Once they received information from the Divine Mercy Centre in Stockbridge, Mass., things started to fall into place.

After communicating with the sisters in Poland and exchange visits between the Alberta and Polish groups, a new community was started in Hobbema.

The sisters' main mission is to proclaim the divine mercy. They fulfill this mainly by teaching catechism to children, although their sisters in Poland are also involved in palliative care and education of children and young people.

This congregation is very young, but it has already spread to other countries including, Brazil, Croatia, Germany, Italy, Jerusalem and Lithuania, with plans to open a house in the Philippines.

This Hobbema congregation has four professed sisters and one postulant.

"We always get in contact with the young people and there are lots of vocations," says Pollentes. "Young people are quite open to talking about vocation, but they don't always know whom to approach," she said.

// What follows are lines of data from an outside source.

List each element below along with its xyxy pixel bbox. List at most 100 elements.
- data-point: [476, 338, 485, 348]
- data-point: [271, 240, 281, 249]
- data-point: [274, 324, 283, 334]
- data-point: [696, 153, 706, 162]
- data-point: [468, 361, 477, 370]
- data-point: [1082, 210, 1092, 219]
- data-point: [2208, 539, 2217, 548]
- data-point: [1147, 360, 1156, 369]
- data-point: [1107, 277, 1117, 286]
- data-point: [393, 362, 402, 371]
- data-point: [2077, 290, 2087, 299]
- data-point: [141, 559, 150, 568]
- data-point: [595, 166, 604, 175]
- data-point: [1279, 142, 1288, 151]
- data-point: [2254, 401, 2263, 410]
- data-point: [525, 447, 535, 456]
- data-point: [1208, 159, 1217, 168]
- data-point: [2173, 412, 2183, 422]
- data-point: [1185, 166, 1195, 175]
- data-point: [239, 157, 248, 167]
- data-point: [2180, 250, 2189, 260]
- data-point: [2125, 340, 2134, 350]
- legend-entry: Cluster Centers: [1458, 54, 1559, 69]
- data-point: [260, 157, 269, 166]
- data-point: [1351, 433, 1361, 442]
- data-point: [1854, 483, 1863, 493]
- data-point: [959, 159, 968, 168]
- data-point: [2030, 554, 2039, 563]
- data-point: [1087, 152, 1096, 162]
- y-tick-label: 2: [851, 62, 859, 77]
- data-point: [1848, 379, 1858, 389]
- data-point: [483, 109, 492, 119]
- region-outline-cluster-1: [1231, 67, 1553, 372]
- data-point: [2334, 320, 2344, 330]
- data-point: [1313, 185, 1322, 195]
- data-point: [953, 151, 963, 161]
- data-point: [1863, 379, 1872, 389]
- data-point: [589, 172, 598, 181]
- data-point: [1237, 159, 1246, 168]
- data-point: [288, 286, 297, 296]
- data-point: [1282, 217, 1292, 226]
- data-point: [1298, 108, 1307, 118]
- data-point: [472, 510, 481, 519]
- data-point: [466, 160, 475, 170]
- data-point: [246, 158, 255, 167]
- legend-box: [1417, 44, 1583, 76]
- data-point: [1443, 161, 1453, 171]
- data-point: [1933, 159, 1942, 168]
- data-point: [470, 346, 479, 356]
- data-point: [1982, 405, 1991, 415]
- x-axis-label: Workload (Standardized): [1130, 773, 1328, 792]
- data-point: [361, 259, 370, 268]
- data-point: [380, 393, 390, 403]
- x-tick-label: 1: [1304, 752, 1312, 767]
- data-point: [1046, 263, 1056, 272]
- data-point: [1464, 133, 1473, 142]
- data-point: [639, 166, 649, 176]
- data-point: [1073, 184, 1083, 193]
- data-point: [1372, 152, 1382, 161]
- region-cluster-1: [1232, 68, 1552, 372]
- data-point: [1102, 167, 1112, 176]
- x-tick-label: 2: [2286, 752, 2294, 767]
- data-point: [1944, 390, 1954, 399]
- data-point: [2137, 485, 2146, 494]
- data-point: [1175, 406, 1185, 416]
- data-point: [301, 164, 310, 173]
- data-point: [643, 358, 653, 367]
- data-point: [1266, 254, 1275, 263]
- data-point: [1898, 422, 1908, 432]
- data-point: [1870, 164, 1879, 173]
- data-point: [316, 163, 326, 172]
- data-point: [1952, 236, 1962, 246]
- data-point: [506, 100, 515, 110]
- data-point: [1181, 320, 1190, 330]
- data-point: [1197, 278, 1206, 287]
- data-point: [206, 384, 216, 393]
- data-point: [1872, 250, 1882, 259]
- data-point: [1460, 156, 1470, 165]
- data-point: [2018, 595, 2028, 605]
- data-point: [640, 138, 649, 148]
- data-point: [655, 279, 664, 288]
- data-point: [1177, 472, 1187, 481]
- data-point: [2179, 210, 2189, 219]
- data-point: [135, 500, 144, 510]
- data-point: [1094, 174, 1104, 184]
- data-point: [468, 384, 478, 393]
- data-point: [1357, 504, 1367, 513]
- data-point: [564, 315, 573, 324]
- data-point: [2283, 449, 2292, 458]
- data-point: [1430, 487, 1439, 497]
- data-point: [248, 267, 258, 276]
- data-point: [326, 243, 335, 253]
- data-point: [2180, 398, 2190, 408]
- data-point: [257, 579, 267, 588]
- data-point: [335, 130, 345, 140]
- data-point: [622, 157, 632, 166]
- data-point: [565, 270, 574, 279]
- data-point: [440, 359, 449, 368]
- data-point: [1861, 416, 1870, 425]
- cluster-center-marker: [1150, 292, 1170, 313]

"I believe what the Holy Father is saying about the springtime of Christianity. When that happens, I believe religious life will be a significant part (of society) and it will be revived."

But at the moment the numbers of priests and religious are dropping throughout North America. There are however wonderful exceptions.

Just recently, the National Catholic Register reported some religious congregations and bishops said that the working document of the Third Continental Congress on Vocations to be held in Montreal in April left out places where vocations work has been successful.

It was news to Sister Catherine Marie Hopkins when she read the document's contention that no congregations in North America have more candidates than they can comfortably accommodate.

Hopkins is the vocation's director of the Dominican Sisters of St. Cecilia. The sisters, based in Nashville, have 200 sisters. And of the 18 that joined in 2001, a dozen have to bunk down in sleeping bags until more living space is built. Many of the sisters even have to stand outside the chapel during the Mass and Liturgy of the Hours.

"We are literally out of room in a major way," Hopkins said.